Eso suena mal. No es de extrañar que pienses que la gente está tan jodida.

Frank saludó al lucero grande y azul. Saludando por casualidad el Cuerno de África. Piensa en lo que ha sucedido ahí abajo.

Eso es historia, Frank. Nosotros podemos hacerlo mejor.

¿Podemos? ¿De verdad? Espera y verás.

Despertó, el estómago encogido, la piel sudorosa. Se levantó y tomó una ducha… ya no podía recordar más que un único fragmento del sueño: John, que decía «Espera y verás». Pero tenía una piedra en el estómago.

Después de desayunar golpeteó el tenedor contra la mesa, pensando. Todo ese día anduvo distraído, vagando como en un sueño y preguntándose a veces qué diferencia había entre la vigilia y el sueño.

¿No era esta vida como un sueño, todo en exceso iluminado, extraño, símbolo de otra cosa?

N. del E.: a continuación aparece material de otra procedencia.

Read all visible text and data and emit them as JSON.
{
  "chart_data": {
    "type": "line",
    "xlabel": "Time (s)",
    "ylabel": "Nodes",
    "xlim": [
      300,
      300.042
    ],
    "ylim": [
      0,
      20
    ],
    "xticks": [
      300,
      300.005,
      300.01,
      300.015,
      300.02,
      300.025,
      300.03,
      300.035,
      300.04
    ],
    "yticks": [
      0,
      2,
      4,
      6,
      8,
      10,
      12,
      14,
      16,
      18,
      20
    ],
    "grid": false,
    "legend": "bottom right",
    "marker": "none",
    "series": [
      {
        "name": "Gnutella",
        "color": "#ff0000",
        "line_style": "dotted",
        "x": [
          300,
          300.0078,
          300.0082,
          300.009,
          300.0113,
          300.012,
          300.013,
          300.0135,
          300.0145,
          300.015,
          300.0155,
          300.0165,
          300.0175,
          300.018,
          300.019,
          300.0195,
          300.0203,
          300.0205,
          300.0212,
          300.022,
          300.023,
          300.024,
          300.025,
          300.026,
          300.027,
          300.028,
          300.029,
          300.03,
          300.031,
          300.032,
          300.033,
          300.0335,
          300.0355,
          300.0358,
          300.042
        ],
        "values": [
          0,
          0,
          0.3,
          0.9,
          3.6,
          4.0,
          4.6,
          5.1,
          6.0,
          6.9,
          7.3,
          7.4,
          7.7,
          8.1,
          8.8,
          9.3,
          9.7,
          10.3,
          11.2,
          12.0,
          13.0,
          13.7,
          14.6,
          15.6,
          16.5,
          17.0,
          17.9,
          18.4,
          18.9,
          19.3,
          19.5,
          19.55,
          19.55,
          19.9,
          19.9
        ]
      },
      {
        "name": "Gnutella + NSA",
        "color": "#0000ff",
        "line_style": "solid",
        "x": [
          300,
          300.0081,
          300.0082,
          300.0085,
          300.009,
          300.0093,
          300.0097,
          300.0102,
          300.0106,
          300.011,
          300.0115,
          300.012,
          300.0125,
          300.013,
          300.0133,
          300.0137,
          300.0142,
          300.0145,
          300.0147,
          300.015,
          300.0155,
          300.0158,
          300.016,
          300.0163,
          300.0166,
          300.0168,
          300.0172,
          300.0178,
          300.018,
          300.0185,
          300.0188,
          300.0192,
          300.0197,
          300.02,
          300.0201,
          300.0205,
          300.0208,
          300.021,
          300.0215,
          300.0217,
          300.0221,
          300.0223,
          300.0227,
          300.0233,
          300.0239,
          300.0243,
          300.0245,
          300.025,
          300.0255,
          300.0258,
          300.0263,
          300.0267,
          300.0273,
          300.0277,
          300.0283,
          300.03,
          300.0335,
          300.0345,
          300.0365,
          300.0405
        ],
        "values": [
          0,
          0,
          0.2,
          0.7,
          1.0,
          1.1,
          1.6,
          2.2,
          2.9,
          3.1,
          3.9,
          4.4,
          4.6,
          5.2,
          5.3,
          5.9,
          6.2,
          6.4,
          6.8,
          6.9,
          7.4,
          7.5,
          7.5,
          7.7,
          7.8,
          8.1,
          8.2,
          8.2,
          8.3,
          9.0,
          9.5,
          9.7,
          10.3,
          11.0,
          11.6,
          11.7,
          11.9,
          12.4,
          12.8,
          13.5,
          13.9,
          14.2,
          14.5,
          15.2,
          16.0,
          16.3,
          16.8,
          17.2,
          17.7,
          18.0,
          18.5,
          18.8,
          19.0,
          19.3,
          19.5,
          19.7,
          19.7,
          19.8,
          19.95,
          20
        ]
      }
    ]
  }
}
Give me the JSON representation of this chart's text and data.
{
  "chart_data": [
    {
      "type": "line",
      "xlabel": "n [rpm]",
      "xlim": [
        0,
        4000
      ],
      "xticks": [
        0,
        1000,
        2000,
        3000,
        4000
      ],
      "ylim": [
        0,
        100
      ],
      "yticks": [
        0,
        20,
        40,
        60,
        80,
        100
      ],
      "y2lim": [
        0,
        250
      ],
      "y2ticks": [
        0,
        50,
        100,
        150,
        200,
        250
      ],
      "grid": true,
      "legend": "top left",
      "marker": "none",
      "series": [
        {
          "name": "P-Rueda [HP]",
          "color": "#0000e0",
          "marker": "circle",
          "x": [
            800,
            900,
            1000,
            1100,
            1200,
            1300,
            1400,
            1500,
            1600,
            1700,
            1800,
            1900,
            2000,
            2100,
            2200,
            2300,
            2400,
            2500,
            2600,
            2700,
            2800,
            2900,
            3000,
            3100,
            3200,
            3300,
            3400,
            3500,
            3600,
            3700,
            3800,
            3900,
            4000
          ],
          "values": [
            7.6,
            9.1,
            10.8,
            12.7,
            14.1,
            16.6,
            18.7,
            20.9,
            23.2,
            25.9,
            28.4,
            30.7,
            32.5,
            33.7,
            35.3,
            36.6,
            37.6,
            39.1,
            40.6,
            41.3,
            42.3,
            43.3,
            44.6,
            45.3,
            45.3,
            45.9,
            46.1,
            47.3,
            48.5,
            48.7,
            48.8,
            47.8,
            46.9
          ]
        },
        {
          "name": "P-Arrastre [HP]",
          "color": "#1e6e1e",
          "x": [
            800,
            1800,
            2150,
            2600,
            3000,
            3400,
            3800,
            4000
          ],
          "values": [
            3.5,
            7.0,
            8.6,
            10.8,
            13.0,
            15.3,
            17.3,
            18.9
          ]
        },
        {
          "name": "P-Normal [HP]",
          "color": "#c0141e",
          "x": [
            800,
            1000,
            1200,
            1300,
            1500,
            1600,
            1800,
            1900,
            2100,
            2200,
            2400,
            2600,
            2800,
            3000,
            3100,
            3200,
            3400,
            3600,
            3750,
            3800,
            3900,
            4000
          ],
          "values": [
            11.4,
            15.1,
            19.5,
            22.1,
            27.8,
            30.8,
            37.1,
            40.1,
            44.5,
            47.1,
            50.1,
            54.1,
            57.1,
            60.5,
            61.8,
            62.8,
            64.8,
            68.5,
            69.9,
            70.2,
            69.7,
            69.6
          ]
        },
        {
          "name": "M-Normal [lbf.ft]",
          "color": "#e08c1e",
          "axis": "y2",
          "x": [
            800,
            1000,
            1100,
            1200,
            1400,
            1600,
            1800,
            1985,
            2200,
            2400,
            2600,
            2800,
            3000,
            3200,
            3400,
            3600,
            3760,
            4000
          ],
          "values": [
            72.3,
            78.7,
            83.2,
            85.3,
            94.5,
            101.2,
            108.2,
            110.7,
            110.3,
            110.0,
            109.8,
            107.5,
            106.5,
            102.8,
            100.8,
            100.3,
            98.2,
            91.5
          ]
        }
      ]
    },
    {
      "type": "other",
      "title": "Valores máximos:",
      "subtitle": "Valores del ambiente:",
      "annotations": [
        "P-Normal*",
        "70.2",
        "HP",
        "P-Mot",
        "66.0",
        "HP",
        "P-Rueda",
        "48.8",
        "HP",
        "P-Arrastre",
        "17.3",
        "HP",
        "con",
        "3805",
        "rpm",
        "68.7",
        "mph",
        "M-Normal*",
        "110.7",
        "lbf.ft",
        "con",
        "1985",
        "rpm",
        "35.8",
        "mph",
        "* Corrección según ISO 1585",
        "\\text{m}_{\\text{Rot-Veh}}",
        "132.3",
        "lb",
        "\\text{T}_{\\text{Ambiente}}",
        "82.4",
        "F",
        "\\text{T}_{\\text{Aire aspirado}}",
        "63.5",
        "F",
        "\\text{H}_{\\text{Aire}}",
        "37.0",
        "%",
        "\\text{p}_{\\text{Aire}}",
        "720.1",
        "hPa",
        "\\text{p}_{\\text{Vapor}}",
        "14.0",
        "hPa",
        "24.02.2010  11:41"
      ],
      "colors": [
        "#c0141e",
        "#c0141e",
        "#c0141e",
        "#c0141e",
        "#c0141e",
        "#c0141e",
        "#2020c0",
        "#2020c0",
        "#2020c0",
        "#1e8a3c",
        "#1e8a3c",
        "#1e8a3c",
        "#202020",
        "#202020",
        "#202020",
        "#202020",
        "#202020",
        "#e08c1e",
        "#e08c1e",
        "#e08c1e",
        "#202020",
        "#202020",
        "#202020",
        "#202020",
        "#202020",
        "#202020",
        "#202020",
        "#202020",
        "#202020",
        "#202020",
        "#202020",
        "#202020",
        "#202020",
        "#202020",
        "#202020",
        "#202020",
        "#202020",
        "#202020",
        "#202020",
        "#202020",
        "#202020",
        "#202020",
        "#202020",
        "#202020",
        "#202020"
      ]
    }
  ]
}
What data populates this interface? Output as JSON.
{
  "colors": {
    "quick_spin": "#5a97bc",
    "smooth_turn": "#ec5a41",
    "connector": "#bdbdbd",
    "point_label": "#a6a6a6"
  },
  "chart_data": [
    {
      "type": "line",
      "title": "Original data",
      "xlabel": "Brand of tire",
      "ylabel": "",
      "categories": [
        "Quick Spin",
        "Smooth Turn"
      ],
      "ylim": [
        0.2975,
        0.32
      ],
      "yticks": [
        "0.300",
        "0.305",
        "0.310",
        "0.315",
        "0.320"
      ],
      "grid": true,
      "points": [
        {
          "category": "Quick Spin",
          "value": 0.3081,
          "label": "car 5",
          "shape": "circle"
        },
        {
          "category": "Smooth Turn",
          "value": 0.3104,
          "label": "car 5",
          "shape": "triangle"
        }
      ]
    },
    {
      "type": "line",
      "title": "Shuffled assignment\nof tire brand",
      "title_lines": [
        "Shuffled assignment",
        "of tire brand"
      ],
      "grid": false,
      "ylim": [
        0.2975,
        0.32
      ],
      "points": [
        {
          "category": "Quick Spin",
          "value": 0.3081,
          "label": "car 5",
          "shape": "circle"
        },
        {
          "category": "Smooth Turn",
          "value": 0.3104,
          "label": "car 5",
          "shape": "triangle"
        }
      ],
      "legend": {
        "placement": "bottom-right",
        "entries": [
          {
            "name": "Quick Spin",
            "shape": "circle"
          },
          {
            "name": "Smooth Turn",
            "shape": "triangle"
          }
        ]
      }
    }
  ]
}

Esa noche salió en busca de Maya, sintiéndose impaciente y vulnerable. Lo había decidido la noche anterior, cuando Janet le dijo que ella le amaba. Doblo una esquina hacia los comedores y ahí estaba ella, la cabeza echada hacia atrás en medio de una sonora risotada, vívidamente Maya, el cabello tan blanco como antes, sus ojos fijos en su acompañante; en un nombre de pelo oscuro, quizá en los cincuenta, que le sonreía. Maya le apoyó la mano en el antebrazo, un gesto característico. No significaba que fuera su amante sino alguien a quien estaba seduciendo; podían haberse conocido hacía unos minutos, aunque la expresión de la cara de él indicaba que la conocía mejor.